In my interpersonal communications course, I have been teaching about the face negotiation theory. You know the one right? The one that birthed the expression, “Saving face” or “about face”. This idea that we have faces for people, places and times. I remember being holed up in my bedroom after recovering from my surgery and doing in depth grade work on face and I immediately thought of this picture.
This is a picture that took me four years to actually look at. It was the holidays. My girls were so tiny. We were moving my husband’s grandma from one part of a nursing home to another. Her health was declining. We were in her apartment to go through her things. She had to pair down on a lot of her possessions. My husband’s aunt snapped it because she got a new camera and I didn’t want it taken at all because I was just sure of the absolute truth it would hold and capture.
One thing was missing. My guy. My guy who just that day was released from the hospital. I was two days into barely understanding my life had just changed in the most significant manner. I have always been good at just absorbing hardships, but not this time. I just spent the previous four days conquering every single fear I ever possibly held. I saw my husband on his knees begging to end it all. The problem with that is I had no idea why and what was really going on. I then left my tiny young children alone in my home in the middle of the night to drive my husband in a blizzard to the hospital. The next four days were inexplicably the hardest I have ever encountered. I went from taxi mom to wife beside hospital bed to cell phone talking/advocating for a husband who couldn’t speak.
And seeing that paragraph there and summing these transitional weeks into a paragraph does no justice for what that “face” is hiding. The simple act of helping an elderly woman “pair down” felt impossible and very last thing I wanted to worry about. My three reasons for being there and doing that were my daughters. I didn’t want them to know the world of pain I was in. The same sentiment went toward my husband’s family. My mother in law likely the only one who knew most of it because I needed to lean on someone that loves him as much as I do.
But I bring this image up now because I would never look at this picture. It has been on my fridge since that night and the four years since. I have maybe looked at three times sense and each time I did I couldn’t even look that woman in the eye because to me she is everything I am not. I barely recognize her.

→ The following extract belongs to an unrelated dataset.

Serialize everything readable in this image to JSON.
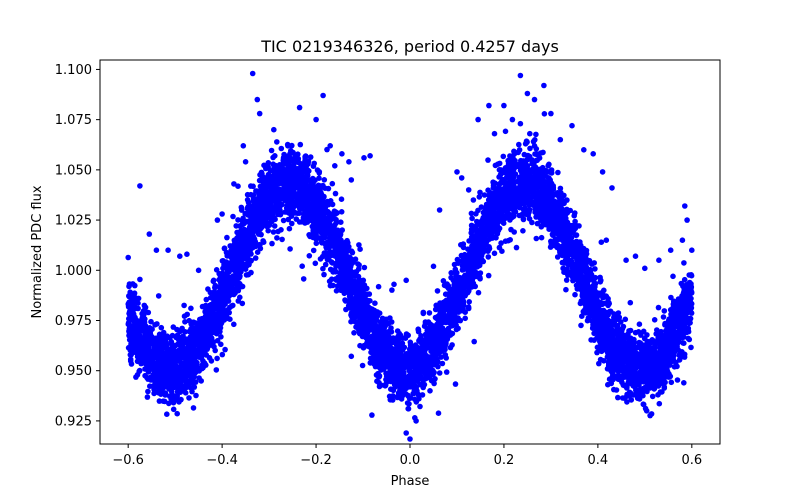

I get so frustrated with myself now because I get all twisted up over the inability of public education to adapt themselves to my career path. College instructors in high school classrooms. Or I get flustered about the way system works to keep kids where they want them based on things that have little to no control over. I feel so powerless.
Then that woman there, she had power and she was me but I feel so disconnected from her and yes I know that is how survival works. I was in survival mode. I did it because I had no option. But my life isn’t much different now. Trigeminal neuralgia is a part of my daily existence, but I never talk about it. My life changed so dramatically that is no longer my new normal, but my normal.

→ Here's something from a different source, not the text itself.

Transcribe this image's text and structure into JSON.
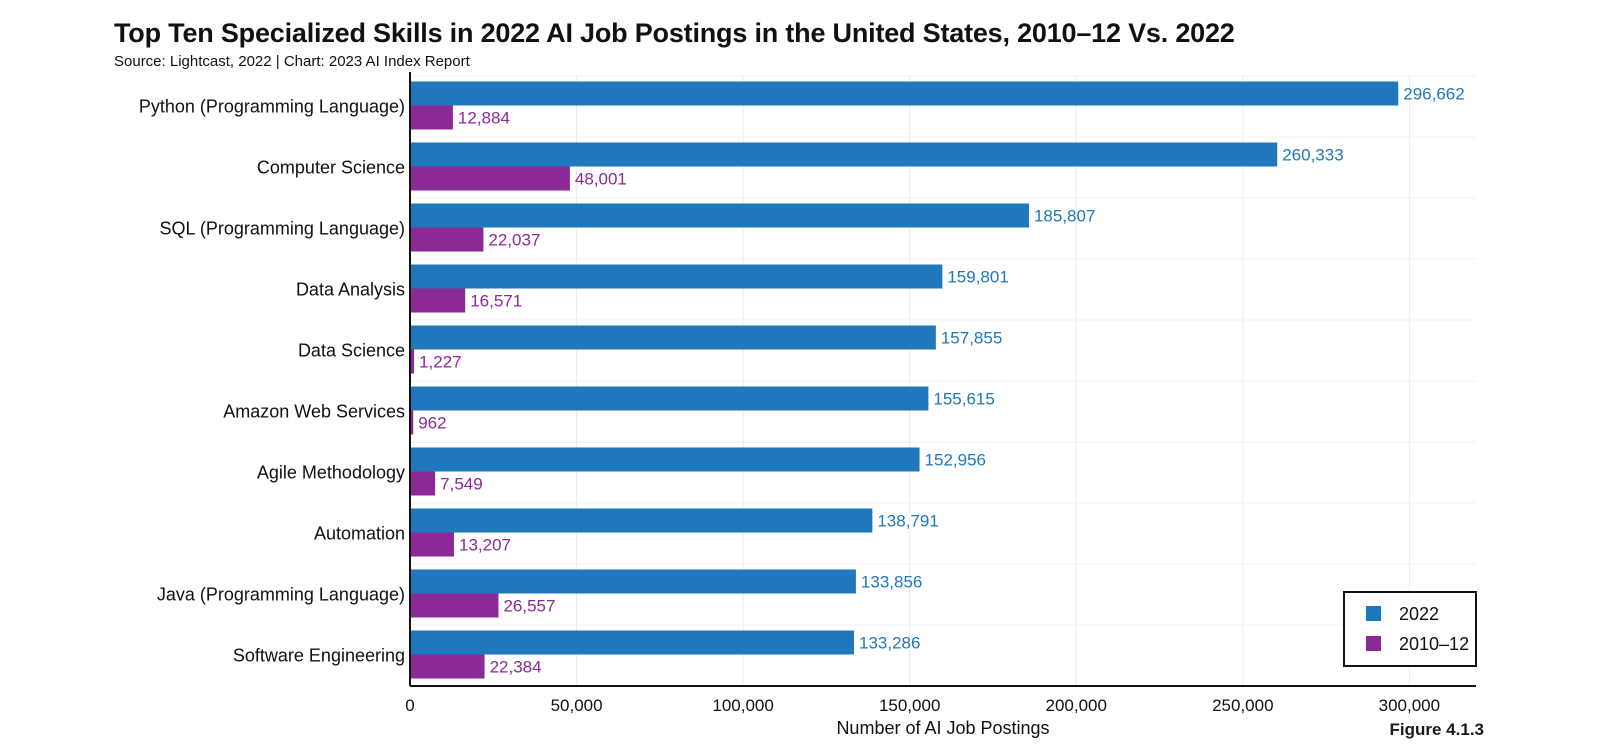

But that woman, she could conquer mountains. She loved her people so fiercely and fully and powerfully that she literally could have moved heaven, earth, a large car all before 9am. But now, I forget my kiddos spelling stuff. Or my husband’s parent teacher conference schedule.
I have to keep reminding myself that that face is there. It is who I see in the mirror every single day. This is not some existential crisis or me taking myself back. But what this is me revisiting a promise I made to myself and I am sure if I looked hard enough in my archives I would find that actual written promise of it. But I told myself I would never forget what felt important and my very precise ability to cut through the crap and get to the heart of what matters.
As the days and years pass I try and remember that face and the ability that comes with that face because I need her. We all need her. She gets it done and doesn’t sit and complain about the obstacles. There are ALWAYS obstacles. ALWAYS….ALWAYS and I have ALWAYS moved passed them.
No infinite wisdom here from MR. Instead, a reminder that we all have that face even if we don’t feel like it. We are inherently meant to and equipped with the will to do and be better than who we currently are.